The song is being released just in time for the New Hampsire primary elections.
Koji, who is himself Asian-American, used the song as a protest against Trump’s racism. “Keeping Count” is about empathy and compassion in response to corruption in politics today, he says.
Koji discussed his politically charged music via email with AP; Read what he had to say below.
How do you think people will respond to “Keeping Count” and its political charge? What are your hopes or goals for it?
I wrote “Keeping Count” a few days before first Republican debate. As I listened to all the candidates leading up to the event, I felt that Donald Trump exemplified the sort of American exceptionalism and individualism that is dominating our political and media landscape. “Keeping Count” is a pop meditation on empathy and compassion and about a figure like Trump questioning his reality, one built on status, material, money, and leverage. I hope that it gives people a chance to reflect on the stories we tell ourselves as a society and what is truly essential about living.
Were you influenced by any other political music when writing this song? Who are some of your influences?
When I first got into punk, I loved bands like the Clash, Propaghandi, and Fugazi. They sounded nothing alike but all had a very empowering political message. I started reading books like A People’s History of the United States by Howard Zinn because of those bands and my whole world started to open up. My dad saw my interest in history and social movements and gave me a CD to listen to by a folk singer named Pete Seeger and it changed my life. I loved Pete Seeger’s music as well as his environmental, civil rights, labor and peace activism. Around the same time, I got an acoustic guitar and started listening to the Lemonheads. And now, here we are.

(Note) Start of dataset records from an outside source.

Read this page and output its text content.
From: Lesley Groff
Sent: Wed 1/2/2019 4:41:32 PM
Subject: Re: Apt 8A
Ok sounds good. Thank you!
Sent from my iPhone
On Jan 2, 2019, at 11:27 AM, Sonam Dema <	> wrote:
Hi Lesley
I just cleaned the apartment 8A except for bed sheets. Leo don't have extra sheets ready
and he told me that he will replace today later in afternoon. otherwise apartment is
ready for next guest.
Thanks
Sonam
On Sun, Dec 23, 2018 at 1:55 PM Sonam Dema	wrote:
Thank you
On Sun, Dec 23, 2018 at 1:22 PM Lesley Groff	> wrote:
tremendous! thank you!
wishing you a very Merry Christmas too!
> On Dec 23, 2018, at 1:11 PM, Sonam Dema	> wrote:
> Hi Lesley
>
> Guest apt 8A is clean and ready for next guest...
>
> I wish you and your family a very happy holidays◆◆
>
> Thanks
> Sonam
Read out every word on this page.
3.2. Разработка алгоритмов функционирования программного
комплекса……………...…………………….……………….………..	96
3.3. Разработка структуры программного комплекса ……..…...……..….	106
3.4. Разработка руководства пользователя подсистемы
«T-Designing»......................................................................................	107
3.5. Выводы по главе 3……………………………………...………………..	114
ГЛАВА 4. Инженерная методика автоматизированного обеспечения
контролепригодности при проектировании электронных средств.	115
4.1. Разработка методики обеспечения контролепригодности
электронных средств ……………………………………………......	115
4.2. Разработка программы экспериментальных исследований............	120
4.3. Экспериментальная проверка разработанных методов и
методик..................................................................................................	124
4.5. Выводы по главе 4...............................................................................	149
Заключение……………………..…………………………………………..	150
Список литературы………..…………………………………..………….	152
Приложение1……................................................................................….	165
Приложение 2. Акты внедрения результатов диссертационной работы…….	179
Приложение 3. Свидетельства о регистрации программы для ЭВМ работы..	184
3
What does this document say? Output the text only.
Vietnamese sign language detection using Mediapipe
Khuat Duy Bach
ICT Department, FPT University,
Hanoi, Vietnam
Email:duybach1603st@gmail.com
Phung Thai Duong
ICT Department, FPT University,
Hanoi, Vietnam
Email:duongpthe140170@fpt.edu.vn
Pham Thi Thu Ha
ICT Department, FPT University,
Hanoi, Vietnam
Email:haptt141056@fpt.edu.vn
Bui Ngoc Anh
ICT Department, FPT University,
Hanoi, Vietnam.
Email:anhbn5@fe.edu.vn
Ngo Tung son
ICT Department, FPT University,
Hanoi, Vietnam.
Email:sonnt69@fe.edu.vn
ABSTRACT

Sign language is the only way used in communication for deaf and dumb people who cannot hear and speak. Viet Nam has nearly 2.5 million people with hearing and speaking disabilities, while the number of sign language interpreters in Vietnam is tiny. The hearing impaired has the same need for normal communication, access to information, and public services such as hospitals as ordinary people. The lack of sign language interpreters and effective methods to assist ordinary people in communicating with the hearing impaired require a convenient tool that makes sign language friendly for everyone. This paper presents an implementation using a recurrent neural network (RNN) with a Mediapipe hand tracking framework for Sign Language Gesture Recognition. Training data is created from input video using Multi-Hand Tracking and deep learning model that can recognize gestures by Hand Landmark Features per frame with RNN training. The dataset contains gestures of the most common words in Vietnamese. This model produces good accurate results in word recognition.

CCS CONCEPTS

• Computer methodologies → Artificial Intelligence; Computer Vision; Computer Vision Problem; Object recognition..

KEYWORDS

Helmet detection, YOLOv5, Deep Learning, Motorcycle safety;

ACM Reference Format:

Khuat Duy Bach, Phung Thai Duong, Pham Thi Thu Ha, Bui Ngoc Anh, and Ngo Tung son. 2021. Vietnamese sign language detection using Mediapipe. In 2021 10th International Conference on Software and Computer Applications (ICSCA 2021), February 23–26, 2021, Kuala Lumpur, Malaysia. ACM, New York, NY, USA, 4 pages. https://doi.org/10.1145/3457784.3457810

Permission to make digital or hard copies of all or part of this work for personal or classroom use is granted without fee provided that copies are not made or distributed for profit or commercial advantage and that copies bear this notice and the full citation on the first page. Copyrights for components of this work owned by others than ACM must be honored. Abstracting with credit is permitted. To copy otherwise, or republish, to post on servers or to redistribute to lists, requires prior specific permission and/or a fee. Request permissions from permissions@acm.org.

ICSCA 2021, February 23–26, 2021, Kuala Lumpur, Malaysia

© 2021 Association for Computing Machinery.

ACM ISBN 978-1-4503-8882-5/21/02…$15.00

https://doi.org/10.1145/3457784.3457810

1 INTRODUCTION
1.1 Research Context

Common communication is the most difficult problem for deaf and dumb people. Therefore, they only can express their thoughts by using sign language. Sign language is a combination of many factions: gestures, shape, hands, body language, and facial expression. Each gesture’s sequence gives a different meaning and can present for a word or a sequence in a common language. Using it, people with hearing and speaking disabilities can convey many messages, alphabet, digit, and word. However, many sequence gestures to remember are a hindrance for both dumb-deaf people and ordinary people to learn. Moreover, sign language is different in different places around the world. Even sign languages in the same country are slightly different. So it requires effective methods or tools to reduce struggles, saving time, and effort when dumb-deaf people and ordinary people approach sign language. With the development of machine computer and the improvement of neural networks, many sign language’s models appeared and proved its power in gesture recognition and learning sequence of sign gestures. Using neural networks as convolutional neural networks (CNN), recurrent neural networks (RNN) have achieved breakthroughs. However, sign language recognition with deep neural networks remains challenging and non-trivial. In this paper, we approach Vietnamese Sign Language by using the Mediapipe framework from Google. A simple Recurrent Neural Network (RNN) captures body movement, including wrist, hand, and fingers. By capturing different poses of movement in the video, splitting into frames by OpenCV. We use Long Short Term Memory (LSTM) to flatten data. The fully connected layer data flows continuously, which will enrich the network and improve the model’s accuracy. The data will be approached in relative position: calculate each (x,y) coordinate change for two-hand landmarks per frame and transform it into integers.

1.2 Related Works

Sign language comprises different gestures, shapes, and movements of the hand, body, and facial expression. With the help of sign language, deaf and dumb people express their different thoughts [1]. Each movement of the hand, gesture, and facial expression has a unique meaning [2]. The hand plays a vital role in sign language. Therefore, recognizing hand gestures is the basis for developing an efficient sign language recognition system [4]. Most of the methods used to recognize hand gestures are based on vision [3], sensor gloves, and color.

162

“Keeping Count” is calm musically, like much of your music, but with biting lyrics. Why did you choose to have this duality in “Keeping Count”?
The best delivery for something subversive is through melody. Although, it hasn’t kept people from storming out of my shows while singing this song.
Do you view music as an effective form of protest? Why?
Music and the arts in general are powerful forms of protest because of their ability to transcend war, terror, capitalism and other societal framework handed down by the media or government. Through the arts, we can speak truths that cannot be spoken in other spaces. By holding space for the truth, we connect people with ideas, morality, their sense of self, and community. That’s beautiful to me. I’m thankful everyday because music has always aided me in taking the next step and reminded me I am not alone on this walk towards freedom and justice.
“Keeping Count” is inspired by Donald Trump and the Republican debates– Do you support any of the presidential candidates right now?
Most of the candidates (and their respective parties and super PACS) are running to further perpetuate a system of government that only serves the ultra wealthy and highly funded special interest lobbies. Standing in stark opposition to them is Senator Bernie Sanders, who is calling on all citizens to actively engage in the political process so that collectively we can address income inequality, health care, education, climate change, and America's corrupt system of campaign financing, along with a host of other issues that are affecting the United States. I hope the country will continue to embrace Bernie as much I hope that people will begin to rethink and reshape their relationship to democracy, the environment, and our global community.